Matrix OperationsVector AdditionLinear Transformations
Matrix Operations
Matrix operations involve performing various calculations involving matrices, such as addition, subtraction, and multiplication. This is essential for determining characteristics of linear systems like eigenvectors and eigenvalues.
  • Matrix Multiplication: When a matrix multiplies a vector or another matrix, it transforms or alters it. This operation is a rule-governed sequence involving the rows of the first matrix and columns of the second.

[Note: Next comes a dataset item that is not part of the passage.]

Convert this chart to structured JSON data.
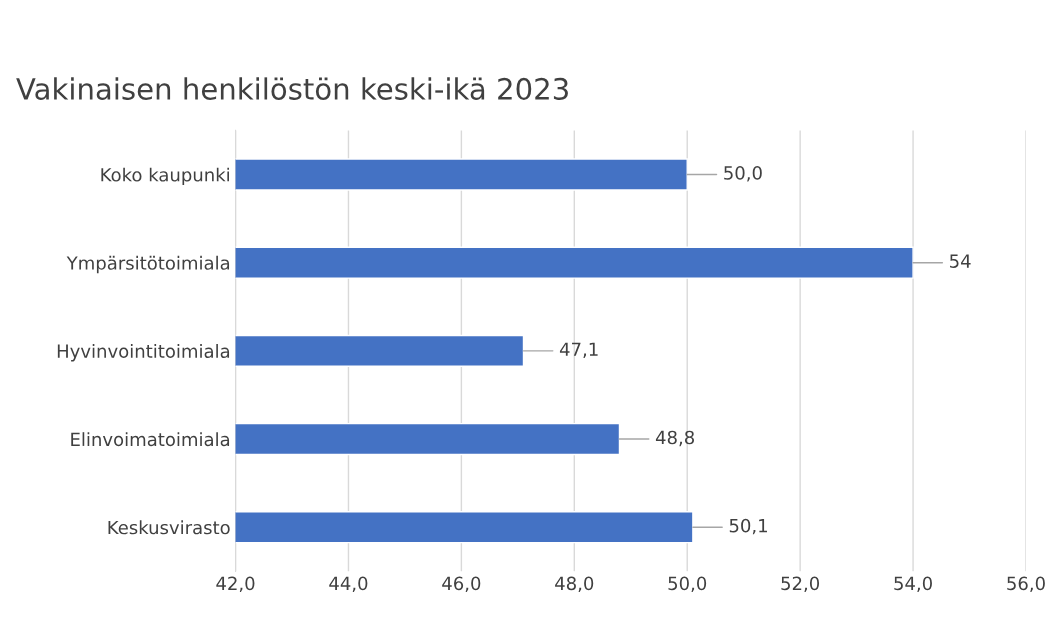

  • Eigenoperations: In the context of eigenvectors and eigenvalues, matrix operations reveal the fundamental properties of the transformation a matrix provides. For example, the relationship \[ A\mathbf{v} = \lambda\mathbf{v} \] describes how multiplication by the matrix \( A \) scales the vector \( \mathbf{v} \) by a factor of \( \lambda \).
Matrix operations help us unlock the ability to predict transformations in terms of both magnitude and direction, which is crucial for higher-level mathematics and physics applications.
Vector Addition
Vector addition is a fundamental operation in linear algebra, appropriately used when dealing with linear combinations of eigenvectors.
  • Adding Vectors: Vectors are added element-wise, meaning you add the corresponding components of each vector together. Given two vectors \( \mathbf{u} = (u_1, u_2) \) and \( \mathbf{v} = (v_1, v_2) \), their sum is \( (u_1 + v_1, u_2 + v_2) \).
  • Application to Eigenvectors: In our solution, we used vector addition to combine the scaled eigenvectors. After calculating the scaled versions of \( \mathbf{v}_1 = (1,-1) \) and \( \mathbf{v}_2 = (2,1) \), we perform vector addition to find \( (12, -3) \).
This operation is central to many practical applications, including physics and computer graphics, where combining multiple directional vectors enables complex calculations of movement and positioning.
Linear Transformations
Linear transformations describe the mapping of vectors and matrices that maintain the operations of addition and scalar multiplication. They are linked closely with matrices, which can be viewed as tools for performing these transformations.
  • Understanding Transformations: A transformation is linear if it satisfies the following for vectors \( \mathbf{u} \) and \( \mathbf{v} \), and scalar \( c \): \[ T(\mathbf{u} + \mathbf{v}) = T(\mathbf{u}) + T(\mathbf{v}) \] and \[ T(c\mathbf{u}) = cT(\mathbf{u}) \]
  • Role of Eigenvectors: Eigenvectors and eigenvalues simplify the understanding of these transformations by showing how a transformation can stretch or compress space along certain directions (eigenvectors) uniformly (eigenvalues).
This concept of linear transformations is fundamental in understanding how and why different phenomena occur, especially in fields like machine learning and quantum mechanics, where these transformations underpin algorithms and theories.